Sequence-to-sequence (seq2seq) methods using encoder-decoder schemes are a popular choice for several tasks such as machine translation, text summarization and question answering [
88]. However, encoder’s contextual representations are uncertain when dealing with long-range dependencies. To address these drawbacks, Vaswani et al. [
92] introduced a novel network architecture, called transformer, relying entirely on self-attention units to map input sequences to output sequences without the use of RNNs. The transformer’s decoder unit architecture contains a masked multi-head attention layer, followed by a multi-head attention unit and a feed-forward network, whereas the decoder unit is almost identical without the masked attention unit.
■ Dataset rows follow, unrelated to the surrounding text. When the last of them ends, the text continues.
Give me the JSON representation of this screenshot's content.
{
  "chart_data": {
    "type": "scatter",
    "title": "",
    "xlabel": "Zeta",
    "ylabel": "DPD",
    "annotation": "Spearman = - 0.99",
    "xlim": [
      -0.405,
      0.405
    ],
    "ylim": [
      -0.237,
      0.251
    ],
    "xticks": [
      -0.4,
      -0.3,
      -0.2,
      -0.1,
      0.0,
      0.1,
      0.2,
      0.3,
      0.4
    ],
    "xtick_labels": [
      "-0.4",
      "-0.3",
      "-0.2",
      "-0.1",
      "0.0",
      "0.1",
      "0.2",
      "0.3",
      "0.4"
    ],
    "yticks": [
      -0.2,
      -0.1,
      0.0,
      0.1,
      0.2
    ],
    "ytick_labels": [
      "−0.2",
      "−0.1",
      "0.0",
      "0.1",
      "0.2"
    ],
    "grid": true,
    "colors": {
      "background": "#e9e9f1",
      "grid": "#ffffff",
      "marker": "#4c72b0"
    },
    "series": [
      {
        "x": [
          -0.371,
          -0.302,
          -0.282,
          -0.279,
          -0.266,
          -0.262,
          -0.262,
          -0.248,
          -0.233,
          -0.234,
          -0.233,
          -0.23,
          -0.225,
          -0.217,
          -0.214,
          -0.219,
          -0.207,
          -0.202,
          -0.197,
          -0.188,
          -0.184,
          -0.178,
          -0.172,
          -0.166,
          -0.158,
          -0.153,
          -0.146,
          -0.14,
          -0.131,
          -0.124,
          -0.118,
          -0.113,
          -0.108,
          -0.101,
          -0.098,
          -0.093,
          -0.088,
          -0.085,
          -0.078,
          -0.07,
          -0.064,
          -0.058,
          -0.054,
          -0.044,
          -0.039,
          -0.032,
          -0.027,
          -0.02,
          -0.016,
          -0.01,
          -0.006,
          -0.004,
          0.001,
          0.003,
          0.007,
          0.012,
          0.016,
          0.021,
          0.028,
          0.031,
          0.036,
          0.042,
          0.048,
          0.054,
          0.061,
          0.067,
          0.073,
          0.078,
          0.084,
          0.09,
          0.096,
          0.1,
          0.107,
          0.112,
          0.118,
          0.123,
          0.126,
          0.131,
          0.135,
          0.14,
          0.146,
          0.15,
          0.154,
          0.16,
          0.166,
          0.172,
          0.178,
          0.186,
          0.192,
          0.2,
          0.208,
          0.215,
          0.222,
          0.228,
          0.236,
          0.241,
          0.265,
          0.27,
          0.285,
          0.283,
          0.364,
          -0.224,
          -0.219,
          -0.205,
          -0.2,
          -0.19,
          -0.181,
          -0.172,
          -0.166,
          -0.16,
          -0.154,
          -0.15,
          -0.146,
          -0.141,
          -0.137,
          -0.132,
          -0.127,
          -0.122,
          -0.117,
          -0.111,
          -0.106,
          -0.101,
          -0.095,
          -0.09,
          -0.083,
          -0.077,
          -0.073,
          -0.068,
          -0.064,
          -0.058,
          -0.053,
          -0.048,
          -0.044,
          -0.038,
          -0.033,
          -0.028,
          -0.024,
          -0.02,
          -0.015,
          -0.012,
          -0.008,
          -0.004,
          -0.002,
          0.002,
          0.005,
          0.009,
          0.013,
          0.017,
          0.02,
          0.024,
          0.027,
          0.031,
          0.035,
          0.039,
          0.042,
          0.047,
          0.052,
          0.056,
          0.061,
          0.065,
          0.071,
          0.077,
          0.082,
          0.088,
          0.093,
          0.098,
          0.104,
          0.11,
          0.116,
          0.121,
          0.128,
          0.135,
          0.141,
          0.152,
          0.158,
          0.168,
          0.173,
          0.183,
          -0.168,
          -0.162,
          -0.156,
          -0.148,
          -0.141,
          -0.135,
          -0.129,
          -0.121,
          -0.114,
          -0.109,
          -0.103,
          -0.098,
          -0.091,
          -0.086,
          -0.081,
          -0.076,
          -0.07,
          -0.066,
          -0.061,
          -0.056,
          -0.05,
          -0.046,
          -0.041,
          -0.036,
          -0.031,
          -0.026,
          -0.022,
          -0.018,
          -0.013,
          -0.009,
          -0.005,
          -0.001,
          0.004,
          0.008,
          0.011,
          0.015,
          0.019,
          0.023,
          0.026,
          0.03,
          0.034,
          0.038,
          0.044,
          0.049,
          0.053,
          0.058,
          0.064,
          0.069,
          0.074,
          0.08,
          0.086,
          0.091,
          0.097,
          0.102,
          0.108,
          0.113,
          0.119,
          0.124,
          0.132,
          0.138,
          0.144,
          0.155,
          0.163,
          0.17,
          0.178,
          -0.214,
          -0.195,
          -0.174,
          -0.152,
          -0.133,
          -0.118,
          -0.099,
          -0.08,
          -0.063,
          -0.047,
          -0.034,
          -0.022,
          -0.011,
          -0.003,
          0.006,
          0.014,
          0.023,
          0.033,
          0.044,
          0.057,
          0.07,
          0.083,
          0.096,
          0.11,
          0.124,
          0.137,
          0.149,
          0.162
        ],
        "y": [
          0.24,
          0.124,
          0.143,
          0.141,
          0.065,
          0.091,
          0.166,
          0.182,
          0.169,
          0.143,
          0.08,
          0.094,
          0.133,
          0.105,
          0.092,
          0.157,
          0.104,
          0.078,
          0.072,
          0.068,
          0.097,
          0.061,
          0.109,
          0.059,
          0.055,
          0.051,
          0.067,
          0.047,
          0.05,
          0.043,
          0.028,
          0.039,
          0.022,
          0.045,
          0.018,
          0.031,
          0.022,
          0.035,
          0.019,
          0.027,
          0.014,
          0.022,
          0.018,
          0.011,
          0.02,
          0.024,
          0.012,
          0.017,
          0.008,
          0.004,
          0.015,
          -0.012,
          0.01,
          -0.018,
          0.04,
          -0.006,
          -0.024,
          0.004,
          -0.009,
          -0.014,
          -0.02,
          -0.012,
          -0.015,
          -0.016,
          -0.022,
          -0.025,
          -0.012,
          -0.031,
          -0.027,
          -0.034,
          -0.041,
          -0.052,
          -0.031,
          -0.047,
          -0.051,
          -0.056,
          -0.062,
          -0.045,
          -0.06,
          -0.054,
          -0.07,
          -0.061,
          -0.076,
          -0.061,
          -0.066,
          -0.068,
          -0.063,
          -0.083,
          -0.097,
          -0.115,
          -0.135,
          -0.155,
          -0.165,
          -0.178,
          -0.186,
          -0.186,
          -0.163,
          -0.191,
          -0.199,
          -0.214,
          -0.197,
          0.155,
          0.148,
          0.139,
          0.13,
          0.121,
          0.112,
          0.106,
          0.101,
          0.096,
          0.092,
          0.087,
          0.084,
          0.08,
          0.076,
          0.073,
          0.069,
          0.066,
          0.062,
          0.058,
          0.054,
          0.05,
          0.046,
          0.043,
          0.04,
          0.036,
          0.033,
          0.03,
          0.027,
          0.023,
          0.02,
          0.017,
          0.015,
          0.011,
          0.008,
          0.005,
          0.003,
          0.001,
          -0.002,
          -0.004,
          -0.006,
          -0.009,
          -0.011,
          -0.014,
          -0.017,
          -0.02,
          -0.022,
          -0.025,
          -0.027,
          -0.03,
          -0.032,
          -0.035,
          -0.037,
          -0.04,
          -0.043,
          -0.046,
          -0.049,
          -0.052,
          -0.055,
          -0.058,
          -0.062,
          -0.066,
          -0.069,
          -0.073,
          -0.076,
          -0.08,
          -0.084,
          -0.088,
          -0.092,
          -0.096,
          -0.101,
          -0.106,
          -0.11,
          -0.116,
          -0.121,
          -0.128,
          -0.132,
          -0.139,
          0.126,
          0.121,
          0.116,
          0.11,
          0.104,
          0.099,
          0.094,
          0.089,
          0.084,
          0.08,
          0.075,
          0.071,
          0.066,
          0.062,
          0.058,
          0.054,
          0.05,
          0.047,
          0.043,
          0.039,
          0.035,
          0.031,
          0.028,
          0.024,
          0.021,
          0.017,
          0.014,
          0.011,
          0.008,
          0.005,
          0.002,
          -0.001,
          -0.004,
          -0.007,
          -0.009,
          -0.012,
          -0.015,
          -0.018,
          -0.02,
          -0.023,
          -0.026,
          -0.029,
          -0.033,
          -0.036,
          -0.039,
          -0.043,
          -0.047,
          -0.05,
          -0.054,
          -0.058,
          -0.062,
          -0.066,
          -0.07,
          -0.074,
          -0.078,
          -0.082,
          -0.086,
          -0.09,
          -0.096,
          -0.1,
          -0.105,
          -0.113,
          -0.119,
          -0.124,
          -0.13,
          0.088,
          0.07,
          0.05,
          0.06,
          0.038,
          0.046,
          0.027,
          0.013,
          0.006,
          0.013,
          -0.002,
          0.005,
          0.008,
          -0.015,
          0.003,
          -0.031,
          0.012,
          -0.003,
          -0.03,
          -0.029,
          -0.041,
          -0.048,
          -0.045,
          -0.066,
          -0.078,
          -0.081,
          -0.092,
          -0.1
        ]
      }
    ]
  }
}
Multi-head self-attention layers are calculated in parallel facing the computational costs of regular attention layers used by previous seq2seq network architectures. In [
17] the authors presented a model that is founded on findings from various previous studies (e.g., [
14,
38,
73,
77,
92]), which achieved state-of-the-art results on eleven NLP tasks, called BERT—bidirectional encoder representations from transformers. The BERT training process is split into two phases: the unsupervised pre-training phase and the fine-tuning phase using labeled data for down-streaming tasks. In contrast with previous proposed models (e.g., [
73,
77]), BERT uses masked language models (MLMs) to enable pre-trained deep bidirectional representations. In the pre-training phase, the model is trained with a large amount of unlabeled data from Wikipedia, BookCorpus [
104] and WordPiece [
98] embeddings. In this training part, the model was tested on two tasks; on the first task, the model randomly masks 15% of the input tokens aiming to capture conceptual representations of word sequences by predicting masked words inside the corpus, whereas in the second task, the model is given two sentences and tries to predict whether the second sentence is the next sentence of the first. In the second phase, BERT is extended with a task-related classifier model that is trained on a supervised manner. During this supervised phase, the pre-trained BERT model receives minimal changes, with the classifier’s parameters trained in order to minimize the loss function. Two models presented in [
17], a “Base Bert” model with 12 encoder layers (i.e., transformer blocks), feed-forward networks with 768 hidden units and 12 attention heads, and a “Large Bert” model with 24 encoder layers 1024 feed-the pre-trained Bert model, an architecture almost identical with the aforementioned transformer network. A [CLS] token is supplied in the input as the first token, the final hidden state of which is aggregated for classification tasks. Despite the achieved breakthroughs, the BERT model suffers from several drawbacks. Firstly, BERT, as all language models using transformers, assumes (and pre-supposes) independence between the masked words from the input sequence, and neglects all the positional and dependency information between words. In other words, for the prediction of a masked token both word and position embeddings are masked out, even if positional information is a key-aspect of NLP [
15]. In addition, the [MASK] token, which is substituted with masked words, is mostly absent in fine-tuning phase for down-streaming tasks, leading to a pre-training fine-turning discrepancy. To address the cons of BERT, a permutation language model was introduced, so-called XLnet, trained to predict masked tokens in a non-sequential random order, factorizing likelihood in an autoregressive manner without the independence assumption and without relying on any input corruption [
100]. In particular, a query stream is used that extends embedding representations to incorporate positional information about the masked words. The original representation set (content stream), including both token and positional embeddings, is then used as input to the query stream following a scheme called “Two-Stream SelfAttention”. To overcome the problem of slow convergence, the authors propose the prediction of the last token in the permutation phase, instead of predicting the entire sequence. Finally, XLnet uses also a special token for the classification and separation of the input sequence, [CLS] and [SEP], respectively; however, it also learns an embedding that denotes whether the two words are from the same segment. This is similar to relative positional encodings introduced in TrasformerXL [
15], and extents the ability of XLnet to cope with tasks that encompass arbitrary input segments. Recently, a replication study [
59], suggested several modifications in the training procedure of BERT which outperforms the original XLNet architecture on several NLP tasks. The optimized model, called robustly optimized BERT approach (RoBERTa), used 10 times more data (160 GB compared with the 16 GB originally exploited), and is trained with far more epochs than the BERT model (500 K vs. 100 K), using also 8 times larger batch sizes, and a byte-level BPE vocabulary instead of the character-level vocabulary that was previously utilized. Another significant modification was the dynamic masking technique instead of the single static mask used in BERT. In addition, RoBERTa model removes the next sentence prediction objective used in BERT, following advises by several other studies that question the NSP loss term [
44,
55,
101].